Michael Frank, a developmental psychologist at Stanford University, ran across these issues as he and his students worked on the replications of several survey-type studies. One was a paper titled “Why People Are Reluctant to Tempt Fate.” (pdf) Lead author Jane Risen, at the University of Chicago, and her coauthors documented that individuals, reacting to a series of “what if?” scenarios, responded that it was bad luck to tempt fate—even when they didn’t believe in fate.
Risen’s goal was to find out how and why people can believe things they know are false. Frank’s preliminary results suggest that the magical thinking described in the original paper was not evident in the new study. Risen, though, believes Frank’s students’ work was not a real replication. The Stanford group ran the study on the general population instead of on a subset of students—and did so using the Internet, whereas the original study was conducted in person. “Because the study involved participants imagining themselves being called on in a college class, it was important that it be run with student participants who could relate to the story,” Risen said.

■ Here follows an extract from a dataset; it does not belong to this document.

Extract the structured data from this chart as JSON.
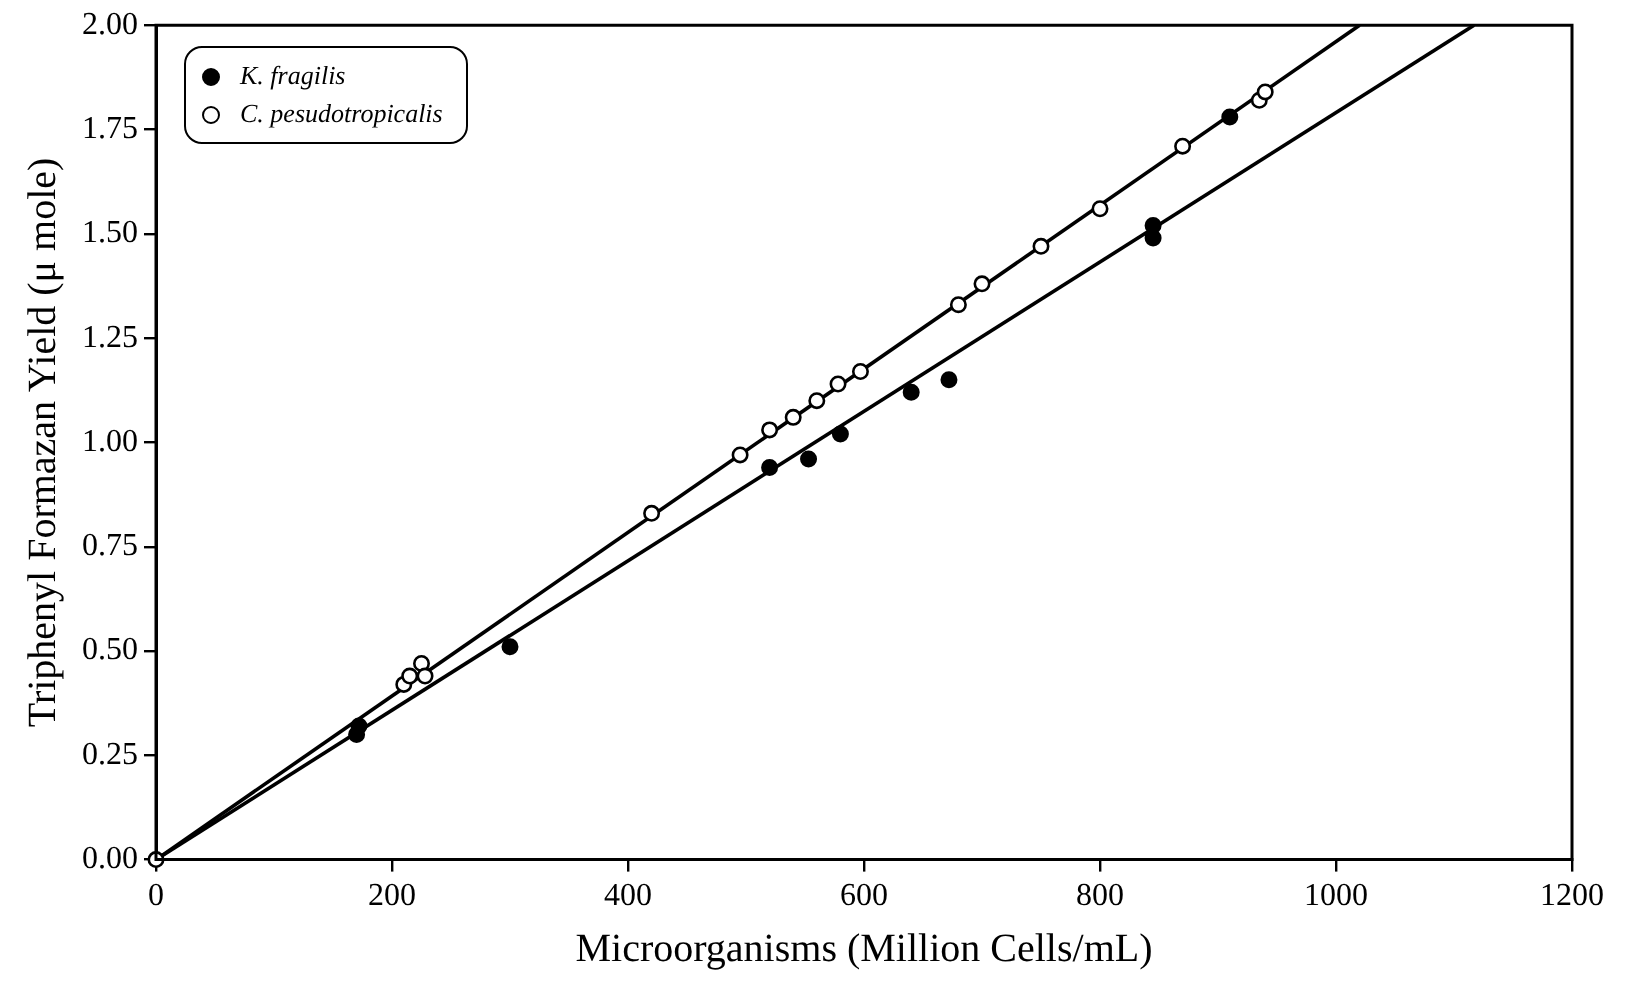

Nosek is quick to tell me that a study could fail to replicate an original result for many reasons: study methods may be just different enough, or a study’s sample not quite large enough to be statistically valid. He admits that he and his project partners are learning as they go—and before making any declarations about a researcher’s success or failure to reproduce a study, they are evaluating every project on a case-by-case basis.
Accuracy is key. If they get a low reproducibility rate, the outcomes, obviously, can have weighty consequences. Donors may be less inclined to fund studies in the field, Nosek explains, or people may lose their trust in psychology altogether.